Let $ G$ be a nilpotent group. prove that there exist $a\in G$, such that $ o(a)=exp(G)$.

Question

Please hint me. I want to proof the following homework:

Let $ G$ be a nilpotent group. prove that there exist $a\in G$, such that $ o(a)=exp(G)$.

Answer 1

A finite nilpotent group $G$ is the direct product of its Sylow subgroups: $$G = P_1 \times \cdots \times P_t.$$ Hence one can reduce the problem to $p$-groups. For if $g_i \in P_i$ is such that $o(g_i)=exp(P_i)$, then $a=(x_1, \cdots , x_t)$ is the element your are looking for. In a $p$-group $P$, just choose an element $x$ with maximal order. Since this is a $p$-power, any other element has an order that divides $o(x)$. Hence $o(x)=exp(P)$.

Answer 2

The problem asks you to show that there is an element in $G$ whose order is $\exp(G)$, which is the least common multiple of all orders. I am not familiar with nilpotent groups, but I can give you a hint at how it works for finite abelian groups and maybe you can generalize?
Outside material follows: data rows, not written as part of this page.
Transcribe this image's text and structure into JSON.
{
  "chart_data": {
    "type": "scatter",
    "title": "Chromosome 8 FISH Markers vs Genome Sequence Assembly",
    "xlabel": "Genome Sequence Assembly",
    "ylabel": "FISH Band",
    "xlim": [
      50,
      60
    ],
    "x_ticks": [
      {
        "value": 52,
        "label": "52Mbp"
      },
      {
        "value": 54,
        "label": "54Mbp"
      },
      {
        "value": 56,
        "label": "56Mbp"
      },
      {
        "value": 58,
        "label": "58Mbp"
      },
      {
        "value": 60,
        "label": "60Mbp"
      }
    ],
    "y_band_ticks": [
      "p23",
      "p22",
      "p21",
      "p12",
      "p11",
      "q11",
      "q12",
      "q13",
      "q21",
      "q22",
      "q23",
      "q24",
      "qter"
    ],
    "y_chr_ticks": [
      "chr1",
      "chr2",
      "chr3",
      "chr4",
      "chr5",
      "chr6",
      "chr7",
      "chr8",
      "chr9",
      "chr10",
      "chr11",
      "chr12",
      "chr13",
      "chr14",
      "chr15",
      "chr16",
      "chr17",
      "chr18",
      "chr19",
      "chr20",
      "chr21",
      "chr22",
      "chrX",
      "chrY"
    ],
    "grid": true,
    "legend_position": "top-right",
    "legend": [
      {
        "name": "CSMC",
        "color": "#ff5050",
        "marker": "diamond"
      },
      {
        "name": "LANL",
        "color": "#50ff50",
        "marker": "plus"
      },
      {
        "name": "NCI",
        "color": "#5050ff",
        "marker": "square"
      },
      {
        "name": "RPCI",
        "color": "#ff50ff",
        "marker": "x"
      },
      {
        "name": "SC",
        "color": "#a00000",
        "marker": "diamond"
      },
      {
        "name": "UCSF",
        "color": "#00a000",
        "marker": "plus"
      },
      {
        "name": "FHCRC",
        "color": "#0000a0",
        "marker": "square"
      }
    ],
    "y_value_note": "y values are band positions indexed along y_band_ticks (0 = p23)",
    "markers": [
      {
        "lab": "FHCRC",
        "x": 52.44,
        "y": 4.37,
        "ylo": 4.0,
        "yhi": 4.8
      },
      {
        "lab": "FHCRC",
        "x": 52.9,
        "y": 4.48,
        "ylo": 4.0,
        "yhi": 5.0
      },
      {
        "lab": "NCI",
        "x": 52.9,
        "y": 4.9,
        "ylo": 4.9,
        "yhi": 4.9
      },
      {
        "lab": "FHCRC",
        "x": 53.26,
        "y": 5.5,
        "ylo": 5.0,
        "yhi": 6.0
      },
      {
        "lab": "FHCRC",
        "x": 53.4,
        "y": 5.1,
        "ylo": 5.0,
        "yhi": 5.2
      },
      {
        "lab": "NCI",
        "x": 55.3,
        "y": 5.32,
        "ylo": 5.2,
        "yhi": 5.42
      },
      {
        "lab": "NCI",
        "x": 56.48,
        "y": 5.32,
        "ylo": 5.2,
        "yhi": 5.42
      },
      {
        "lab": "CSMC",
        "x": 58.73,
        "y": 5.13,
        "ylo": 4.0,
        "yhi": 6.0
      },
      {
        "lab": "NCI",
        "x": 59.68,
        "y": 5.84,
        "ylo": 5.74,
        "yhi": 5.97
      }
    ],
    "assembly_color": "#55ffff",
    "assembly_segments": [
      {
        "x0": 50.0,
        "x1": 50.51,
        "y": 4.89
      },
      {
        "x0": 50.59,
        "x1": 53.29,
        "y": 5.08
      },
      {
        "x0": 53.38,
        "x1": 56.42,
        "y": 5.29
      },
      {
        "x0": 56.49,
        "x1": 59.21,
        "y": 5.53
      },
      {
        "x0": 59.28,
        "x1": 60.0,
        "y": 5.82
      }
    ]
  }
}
In finite abelian groups, it is sufficient to show that if you take two elements $a, b \in G$ then there is an element $c \in G$ such that the order of $c$ is the LCM of the orders of $a$ and $b$.

The proof of this usually proceeds as follows: First show that if the orders of $a$ and $b$ are coprime, then $o(a b) = o(a) \cdot o(b)$. Now try to deduce the whole statement from this fact.